Graeme, who is now a member of a band called The Little Devils and lives in London, recalled how his granddad had been feeling unwell when his brother Bob called on him to start the early morning shift.
The 55-year-old, who is married to Catherine and dad to James, 15, said: “I used to be taken as a child to the memorial and look at all the names and point out my granddad’s brother.”
The song is named after The Black Diamond pub, where Tom had drank on the eve of the tragedy and still enjoyed a few pints well into his later years.
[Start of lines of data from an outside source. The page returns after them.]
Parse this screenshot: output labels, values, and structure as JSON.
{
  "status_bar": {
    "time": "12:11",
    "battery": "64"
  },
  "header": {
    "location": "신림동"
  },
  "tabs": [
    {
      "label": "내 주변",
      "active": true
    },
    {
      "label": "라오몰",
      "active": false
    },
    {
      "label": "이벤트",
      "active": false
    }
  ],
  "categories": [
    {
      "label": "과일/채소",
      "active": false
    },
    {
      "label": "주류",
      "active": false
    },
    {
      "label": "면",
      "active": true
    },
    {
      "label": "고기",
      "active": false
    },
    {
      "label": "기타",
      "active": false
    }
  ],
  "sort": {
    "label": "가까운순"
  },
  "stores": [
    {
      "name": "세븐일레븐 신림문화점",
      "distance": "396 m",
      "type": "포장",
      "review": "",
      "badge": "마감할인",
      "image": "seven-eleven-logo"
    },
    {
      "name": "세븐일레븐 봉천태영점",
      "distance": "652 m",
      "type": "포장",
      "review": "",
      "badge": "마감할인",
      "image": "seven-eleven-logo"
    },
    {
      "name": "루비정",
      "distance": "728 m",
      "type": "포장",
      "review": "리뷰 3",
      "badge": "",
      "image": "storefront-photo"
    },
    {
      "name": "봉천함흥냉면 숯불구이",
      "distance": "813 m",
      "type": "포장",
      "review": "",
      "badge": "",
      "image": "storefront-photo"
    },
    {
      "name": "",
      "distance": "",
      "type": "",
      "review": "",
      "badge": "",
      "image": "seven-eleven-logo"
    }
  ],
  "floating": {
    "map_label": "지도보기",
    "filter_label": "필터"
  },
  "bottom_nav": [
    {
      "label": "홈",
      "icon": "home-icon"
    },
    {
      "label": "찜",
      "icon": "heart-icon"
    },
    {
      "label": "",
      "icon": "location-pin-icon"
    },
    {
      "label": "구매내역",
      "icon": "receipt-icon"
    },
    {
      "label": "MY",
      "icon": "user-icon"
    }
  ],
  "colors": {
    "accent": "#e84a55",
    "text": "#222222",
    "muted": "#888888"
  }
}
Tom passed away aged 80 in 1990 after a battle with cancer and never got to hear the song, which was written five years ago.
Graeme, who has also played with Ray Davies of The Kinks, The Who’s guitarist Steve Boltz and Jethro Tull guitarist Martin Barre, remembers childhood fishing trips and searching for treasure on the black beaches of Easington with his granddad.
He said: “If he hadn’t had a few beers on May 28, 1951, I would have had a much poorer childhood.”
Tom’s daughter, June, Graeme’s late mum, was around 20 at the time of the incident.
She later moved to the Hart Station area of Hartlepool and was married to former West View Primary teacher Robert Wheatley.
Tom was also dad to Vera and Carol and his wife was called Polly.
The Blue Bishops will be performing at the Easington Social Welfare Centre, in Seaside Lane, on May 29, with doors opening at 6.45pm.
Entry is free, with donations to the centre.